Signing in to websites used to be as easy as filling in a username and a password. But lately, it’s started to feel more like a multiple choice exam. “Sign in with” buttons are becoming more popular, and it’s easy to see why.
These buttons allow you to leverage an existing account rather than creating a new one, with a unique password for each website. Yet, a pressing question remains: How do you recall which option you chose when you revisit a site?
Since "Sign in with" was a new feature for password managers, we examined Google's approach with "Sign in with Google" to understand its strengths and weaknesses in relation to our goals.
Current password managers lack the ability to remember which Single Sign-On (SSO) provider users choose at different websites. This leads to confusion and frustration when users revisit a site, and can't recall their login method.
User interviews informed these stories, outlining desired functionalities for managing SSO logins in 1Password.
Empower users to seamlessly manage SSO logins within 1Password, eliminating the need to remember which provider they used for each website.
To streamline testing, I mapped user flows and experimented with visual representations. This proactive approach identified potential error scenarios and ensured focused research, maximizing valuable insights.
We launched this feature into a private beta. Our goal was to get feedback from our research community and refine. After a two week period, we sent out a survey to these users, and asked for their feedback. Overall the response was postive. This process did uncover some unknown bugs and a couple usability issues, but the main response was the lack of supported providers.

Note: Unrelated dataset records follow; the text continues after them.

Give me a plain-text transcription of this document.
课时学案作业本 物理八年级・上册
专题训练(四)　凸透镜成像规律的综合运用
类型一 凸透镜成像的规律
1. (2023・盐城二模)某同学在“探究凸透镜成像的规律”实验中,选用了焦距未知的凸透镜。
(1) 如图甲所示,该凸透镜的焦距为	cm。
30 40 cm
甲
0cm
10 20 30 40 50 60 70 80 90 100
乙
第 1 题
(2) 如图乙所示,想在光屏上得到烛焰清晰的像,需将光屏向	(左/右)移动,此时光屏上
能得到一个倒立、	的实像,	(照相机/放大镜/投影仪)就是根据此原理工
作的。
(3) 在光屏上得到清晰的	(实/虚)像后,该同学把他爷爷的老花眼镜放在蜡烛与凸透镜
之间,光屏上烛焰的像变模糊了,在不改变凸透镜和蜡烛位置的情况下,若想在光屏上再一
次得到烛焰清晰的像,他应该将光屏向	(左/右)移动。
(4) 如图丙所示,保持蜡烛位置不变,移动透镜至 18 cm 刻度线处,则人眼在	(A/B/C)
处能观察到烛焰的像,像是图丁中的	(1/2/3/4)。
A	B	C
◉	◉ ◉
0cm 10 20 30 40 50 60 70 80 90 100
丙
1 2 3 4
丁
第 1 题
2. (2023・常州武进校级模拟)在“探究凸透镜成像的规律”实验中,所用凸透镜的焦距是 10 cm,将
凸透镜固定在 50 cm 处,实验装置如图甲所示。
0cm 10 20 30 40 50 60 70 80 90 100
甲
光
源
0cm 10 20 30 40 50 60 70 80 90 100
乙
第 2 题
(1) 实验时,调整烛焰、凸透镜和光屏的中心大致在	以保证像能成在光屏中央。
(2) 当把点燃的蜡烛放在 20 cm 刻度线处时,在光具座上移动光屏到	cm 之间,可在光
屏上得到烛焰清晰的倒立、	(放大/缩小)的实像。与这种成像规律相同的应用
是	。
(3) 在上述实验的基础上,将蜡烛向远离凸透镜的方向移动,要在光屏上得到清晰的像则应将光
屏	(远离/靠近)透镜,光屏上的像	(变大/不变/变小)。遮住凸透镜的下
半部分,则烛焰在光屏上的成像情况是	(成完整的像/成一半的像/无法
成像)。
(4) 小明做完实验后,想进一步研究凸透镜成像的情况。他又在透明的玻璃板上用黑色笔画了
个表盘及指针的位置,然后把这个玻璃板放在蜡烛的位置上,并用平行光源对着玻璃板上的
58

Because each provider has a different redirect and sign in flow, we have to manually set up each provider separately. After receiving this feedback, we launched a follow up questionnaire asking what providers would be desired. We tiered the responses and created a road map to have all ready for launch.
When a user creates a 'Sign in with' item, it is most effective if they associate this new item with an existing login. For instance, if you log into Zoom using your Google account, we encourage the linking of these items to facilitate automated sign-in requests. However, we recognize that there are scenarios where a user may not be able or inclined to do so.
The item might belong to a different account or may not even be saved in 1Password. To accommodate this unique situation, we offer users the option of saving just the provider used. This serves as a simple reminder for the user but lacks actionable functionality. Nonetheless, users retain the flexibility to edit this information at any time and establish the desired connections.
While utilizing the inline menu, unlocking is a prerequisite before any interactions can commence. However, this particular feature operates with a distinct approach. Users have the freedom to employ an SSO login at their discretion, without necessitating 1Password's direct involvement.
In light of this, we ask ourselves, how can we add value? To address this, when we detect SSO buttons on a page or recognize an SSO login attempt, we promptly display a notification. This notification encourages the user to unlock, enabling us to either securely save the credential or remind them of an existing one already stored in 1Password.
This feature marks a significant milestone in 1Password's history as it represents a pioneering move. Never before have we provided users with information directly within the context of a web page. Given the unique nature of this feature, seamless communication with the user within the webpage itself is imperative.
When a user possesses only one item associated with the URL used for signing in, we seamlessly default to that specific item for convenience. However, when multiple choices are available, a unique challenge arises.
Due to data privacy regulations, we are unable to automatically capture the email used for signing in. In such cases, we respectfully request the user's input to identify and select the correct login. Similar to the previous scenario, users also have the option to save the item in a more generic manner should they choose to do so.
Since our feature involves integration directly within web pages, it naturally brought to light numerous edge cases. In this phase of the project, I collaborated closely with our team of developers to systematically identify and address the diverse array of scenarios that presented themselves.
A recurring challenge we encountered in prior feature releases was our capacity to effectively onboard and communicate these changes to our users. In a concerted effort to diminish confusion and facilitate user adoption of the 'Sign in with' feature, we conceived a fresh approach—a "What's New" screen. This strategy proved remarkably successful and has now become the established norm for all forthcoming 1Password releases.
Sometimes our users they don’t want to interact with with the inline menu. To solve this currently, our users have to use the right click context menu to hide the inline menu on the specific page they are on. Alternatively they can navigate to their B5X settings view and blanket turn the feature off. Both current solutions are clunky & not discoverable.
This feature was launched along side our passkey feature. Our old save dialog did not support it. This new UI helped us become an early adopted of passkeys and deliver the new technology to our users.